O senador dos Estados Unidos Tom Cotton apresentou uma proposta que obriga a Dependência Mediano de Perceptibilidade (CIA) a investigar a presença da China no agronegócio brasílio. A medida integra o teor da Seção 514 do projeto de lei de autorização de perceptibilidade, referente à dotação orçamentária para o setor até 2026. O republicano preside o Comitê de Perceptibilidade do Parlamento. O projeto prevê que as agências de perceptibilidade norte-americanas produzam relatório em 60 dias
A proposta determina principalmente que o diretor de Perceptibilidade Vernáculo, com suporte da CIA, faça uma avaliação em detalhes sobre os investimentos chineses. O processo deverá, da mesma forma, examinar se o presidente da China, Xi Jinping, manteve contato direto ou articulou estratégias com lideranças brasileiras. A investigação se dará em parceria com os departamentos de Estado e de Lavra dos EUA.
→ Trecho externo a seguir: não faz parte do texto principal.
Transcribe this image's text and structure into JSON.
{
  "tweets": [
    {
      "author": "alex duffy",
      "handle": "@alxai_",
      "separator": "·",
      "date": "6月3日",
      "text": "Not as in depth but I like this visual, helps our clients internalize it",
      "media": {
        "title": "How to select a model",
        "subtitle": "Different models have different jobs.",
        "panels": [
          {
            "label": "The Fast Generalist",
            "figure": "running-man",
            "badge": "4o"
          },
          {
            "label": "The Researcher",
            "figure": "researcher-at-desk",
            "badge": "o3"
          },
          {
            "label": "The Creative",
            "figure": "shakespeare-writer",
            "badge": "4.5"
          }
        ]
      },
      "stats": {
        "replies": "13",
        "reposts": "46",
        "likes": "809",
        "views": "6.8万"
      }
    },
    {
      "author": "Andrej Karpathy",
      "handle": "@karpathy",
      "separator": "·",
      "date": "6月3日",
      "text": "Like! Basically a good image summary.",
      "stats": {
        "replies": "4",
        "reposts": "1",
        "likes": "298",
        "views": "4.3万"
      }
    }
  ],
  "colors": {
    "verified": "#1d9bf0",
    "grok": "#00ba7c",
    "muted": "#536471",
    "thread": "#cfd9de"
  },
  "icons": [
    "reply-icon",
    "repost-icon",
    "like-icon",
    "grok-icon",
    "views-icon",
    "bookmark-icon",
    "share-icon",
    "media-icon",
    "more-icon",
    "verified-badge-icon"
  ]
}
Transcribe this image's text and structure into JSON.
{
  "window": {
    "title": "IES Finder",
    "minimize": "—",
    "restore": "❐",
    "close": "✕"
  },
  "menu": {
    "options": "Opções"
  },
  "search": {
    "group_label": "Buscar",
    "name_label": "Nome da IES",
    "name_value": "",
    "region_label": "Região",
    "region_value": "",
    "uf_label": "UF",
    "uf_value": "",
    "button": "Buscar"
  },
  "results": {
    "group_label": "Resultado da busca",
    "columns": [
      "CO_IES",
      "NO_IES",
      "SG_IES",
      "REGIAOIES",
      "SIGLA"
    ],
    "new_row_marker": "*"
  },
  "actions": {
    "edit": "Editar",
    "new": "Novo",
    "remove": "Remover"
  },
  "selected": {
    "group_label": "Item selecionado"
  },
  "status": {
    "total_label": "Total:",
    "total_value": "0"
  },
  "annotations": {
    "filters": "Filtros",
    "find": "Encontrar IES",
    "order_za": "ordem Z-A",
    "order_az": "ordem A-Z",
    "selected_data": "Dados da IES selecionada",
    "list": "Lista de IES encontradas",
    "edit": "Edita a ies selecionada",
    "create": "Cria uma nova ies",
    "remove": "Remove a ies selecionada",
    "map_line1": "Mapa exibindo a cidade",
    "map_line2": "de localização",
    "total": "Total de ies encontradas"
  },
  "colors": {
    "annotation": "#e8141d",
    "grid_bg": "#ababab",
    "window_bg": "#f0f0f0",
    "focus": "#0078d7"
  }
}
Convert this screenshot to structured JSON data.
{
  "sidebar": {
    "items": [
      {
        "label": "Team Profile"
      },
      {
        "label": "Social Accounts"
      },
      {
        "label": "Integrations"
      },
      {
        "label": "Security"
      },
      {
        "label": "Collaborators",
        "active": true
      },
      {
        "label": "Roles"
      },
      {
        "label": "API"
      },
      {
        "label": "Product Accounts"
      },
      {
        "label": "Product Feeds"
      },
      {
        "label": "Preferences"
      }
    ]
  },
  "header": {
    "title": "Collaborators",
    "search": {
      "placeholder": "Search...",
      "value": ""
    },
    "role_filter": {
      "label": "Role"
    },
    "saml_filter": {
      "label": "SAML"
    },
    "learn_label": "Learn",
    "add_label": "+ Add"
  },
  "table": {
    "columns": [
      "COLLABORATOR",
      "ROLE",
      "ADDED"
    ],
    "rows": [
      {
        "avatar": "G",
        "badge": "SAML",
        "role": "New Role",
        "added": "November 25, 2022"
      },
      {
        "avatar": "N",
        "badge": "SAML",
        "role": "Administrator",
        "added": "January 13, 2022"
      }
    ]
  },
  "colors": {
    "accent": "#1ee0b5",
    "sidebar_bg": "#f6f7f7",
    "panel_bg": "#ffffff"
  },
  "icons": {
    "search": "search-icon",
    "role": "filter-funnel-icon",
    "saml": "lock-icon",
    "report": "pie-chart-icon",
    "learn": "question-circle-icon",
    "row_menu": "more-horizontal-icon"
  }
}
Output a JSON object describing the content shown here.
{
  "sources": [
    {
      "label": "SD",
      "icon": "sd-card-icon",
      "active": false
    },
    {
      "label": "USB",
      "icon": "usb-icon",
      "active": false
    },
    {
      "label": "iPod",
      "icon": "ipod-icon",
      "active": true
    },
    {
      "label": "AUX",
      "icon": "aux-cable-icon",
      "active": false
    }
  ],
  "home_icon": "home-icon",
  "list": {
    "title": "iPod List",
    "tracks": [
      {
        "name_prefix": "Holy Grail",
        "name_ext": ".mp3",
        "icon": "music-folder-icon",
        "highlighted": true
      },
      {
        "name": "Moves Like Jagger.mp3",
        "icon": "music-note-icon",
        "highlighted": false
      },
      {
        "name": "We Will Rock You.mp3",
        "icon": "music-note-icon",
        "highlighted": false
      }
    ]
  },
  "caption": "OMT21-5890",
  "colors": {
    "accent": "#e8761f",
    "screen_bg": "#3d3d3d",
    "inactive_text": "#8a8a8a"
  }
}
Senador mantém vigilância sobre Pequim
Segundo informações do site Revista Sociedade Militar, o Senado acolheu o pedido no dia 17 de julho. A partir da promulgação da lei, o protocolo estipula um prazo de 60 dias para que o relatório seja entregue ao Congresso. Proprietário de uma postura sátira em relação à China, Cotton é responsável de livros sobre o tema. Um deles tem o título Sete coisas que você não pode manifestar sobre a China.
Na obra, ele afirma que o país asiático representa uma prenúncio global. Sustenta que Pequim estaria promovendo uma guerra econômica, infiltrando-se em instituições norte-americanas e ameaçando o horizonte das próximas gerações dos Estados Unidos. O senador já elaborou outros projetos em resguardo de segmentos uma vez que o farmacêutico.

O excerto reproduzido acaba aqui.